The energy security dilemma facing Europe is likely to worsen as the effects of climate change materialise in the Arctic Circle. The balancing act between securing consistent and reliable supplies of energy while limiting Europe’s Russian gas dependency will only become more difficult as Russian energy exploration in the Arctic expands. Until recently, thick sea ice and narrow maritime corridors have made energy extraction in the Arctic an expensive endeavour. However, rising global temperatures as a result of increasing CO2 emissions have seen ice coverage reduce substantially, exposing the regions vast reserves of oil and natural gas resources.
The Arctic Circle contains an estimated one third of the world’s undiscovered natural gas resources, of which 60% is claimed by Russia as part of its Exclusive Economic Zone (EEZ). As melting sea ice accelerates, Russia is in pole position to benefit from access to the vast amounts of energy reserves, and in the process further solidify its stranglehold on European energy markets.
Russia wields significant power over European energy markets. Close to one third of Europe’s natural gas needs are imported from Russia, with at least 14 European countries importing more than 50% of their gas from Russia, something which has frequently caused headaches for European powers. Russia has repeatedly leveraged Europe’s energy vulnerabilities to further its own strategic interests and apply political and economic pressure on weaker European nations. Disputes between Russia and Ukraine have resulted in disruptions of Russian energy supply into Ukraine, the main transit route for Russian natural gas. Central and Eastern Europe along with the Baltic States are particularly vulnerable to energy supply disruptions from Russia and In 2011, the European Commission accused Russian energy company Gazprom of abusing its role as a monopoly in Eastern European gas markets by hindering cross-border gas flow and setting different prices in each state.

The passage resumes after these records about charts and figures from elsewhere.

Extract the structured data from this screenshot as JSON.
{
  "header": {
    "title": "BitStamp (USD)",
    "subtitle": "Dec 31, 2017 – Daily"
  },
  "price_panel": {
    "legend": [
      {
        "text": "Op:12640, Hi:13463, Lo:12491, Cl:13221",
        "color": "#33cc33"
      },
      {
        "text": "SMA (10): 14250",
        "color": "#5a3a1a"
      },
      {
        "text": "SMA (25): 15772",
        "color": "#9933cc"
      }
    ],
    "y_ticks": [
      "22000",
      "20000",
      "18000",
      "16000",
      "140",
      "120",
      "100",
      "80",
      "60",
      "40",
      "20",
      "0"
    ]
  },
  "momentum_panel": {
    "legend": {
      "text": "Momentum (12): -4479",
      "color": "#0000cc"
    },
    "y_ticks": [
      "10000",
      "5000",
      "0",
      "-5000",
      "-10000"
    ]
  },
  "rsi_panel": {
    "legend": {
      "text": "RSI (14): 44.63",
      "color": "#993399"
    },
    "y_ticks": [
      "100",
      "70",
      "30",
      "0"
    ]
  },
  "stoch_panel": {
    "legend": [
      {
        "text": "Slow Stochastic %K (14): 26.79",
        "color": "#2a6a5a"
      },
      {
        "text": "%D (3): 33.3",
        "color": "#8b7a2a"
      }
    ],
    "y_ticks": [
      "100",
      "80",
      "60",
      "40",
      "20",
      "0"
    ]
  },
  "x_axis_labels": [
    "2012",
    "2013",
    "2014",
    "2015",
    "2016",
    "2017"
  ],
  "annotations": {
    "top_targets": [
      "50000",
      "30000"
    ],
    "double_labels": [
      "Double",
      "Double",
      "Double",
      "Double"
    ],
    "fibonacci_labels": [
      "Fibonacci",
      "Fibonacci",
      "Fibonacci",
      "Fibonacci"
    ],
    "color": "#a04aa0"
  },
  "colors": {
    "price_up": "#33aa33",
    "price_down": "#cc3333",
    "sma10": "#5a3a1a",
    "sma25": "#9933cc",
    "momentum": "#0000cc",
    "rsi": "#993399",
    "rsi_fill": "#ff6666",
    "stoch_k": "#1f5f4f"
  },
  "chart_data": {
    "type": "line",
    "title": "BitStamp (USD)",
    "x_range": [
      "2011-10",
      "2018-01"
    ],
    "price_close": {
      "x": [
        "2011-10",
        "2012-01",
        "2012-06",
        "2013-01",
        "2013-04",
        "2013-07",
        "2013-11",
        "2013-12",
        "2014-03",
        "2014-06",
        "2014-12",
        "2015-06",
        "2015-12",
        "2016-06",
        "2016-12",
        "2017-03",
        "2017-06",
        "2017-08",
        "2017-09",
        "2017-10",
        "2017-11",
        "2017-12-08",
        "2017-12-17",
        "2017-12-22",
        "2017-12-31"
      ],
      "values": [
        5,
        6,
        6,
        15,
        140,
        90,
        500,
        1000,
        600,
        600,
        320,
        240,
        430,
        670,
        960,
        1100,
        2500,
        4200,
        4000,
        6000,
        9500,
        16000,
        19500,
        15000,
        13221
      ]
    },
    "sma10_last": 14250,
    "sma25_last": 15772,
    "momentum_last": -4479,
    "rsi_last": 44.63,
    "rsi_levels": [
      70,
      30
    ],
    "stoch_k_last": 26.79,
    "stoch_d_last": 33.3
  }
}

Russian hydrocarbon exports to Europe would increase further with Russian energy extraction in the Arctic, granting it even greater control over the European energy market and exacerbating already fractious EU-Russia energy relations. Exploiting the Arctic’s natural resource potential is seen as one of Russia’s main strategic priorities as it attempts to bolster its economic and social development. Russia has offered billions of dollars’ worth of tax cuts to companies pursuing energy extraction in the region in the hopes of advancing Arctic infrastructure projects.
Europe is well aware of its need to diversify its energy supply. Poland and the Baltic states have begun purchasing shipments of United States liquefied natural gas and constructing LNG terminals in the hopes of reducing dependence on Russian gas exports. However, gas imports from the U.S. are significantly more expensive than pipeline gas from Russia. Most states already have well established cross-border infrastructure pipelines with Russia, something which the U.S. is lacking. Western European energy companies have also partnered with Gazprom to expand the Nord Stream pipeline, allowing gas to be supplied to Europe from Russia via the Baltic Sea, further reducing the appeal of American LNG.
Russia has stated it is committed to expanding its resource base in the Arctic to improve its economic development and offset poor oil and gas production output in Western Siberia. Should it be successful in engaging in sustainable and cost-effective energy exploration in the Arctic as a result of melting sea ice, Russia will begin to play an even greater role in European energy markets. European states must be aware that while Russian energy extraction in the Arctic Circle would lead to greater energy security, it also carries with it significant geopolitical and strategic implications.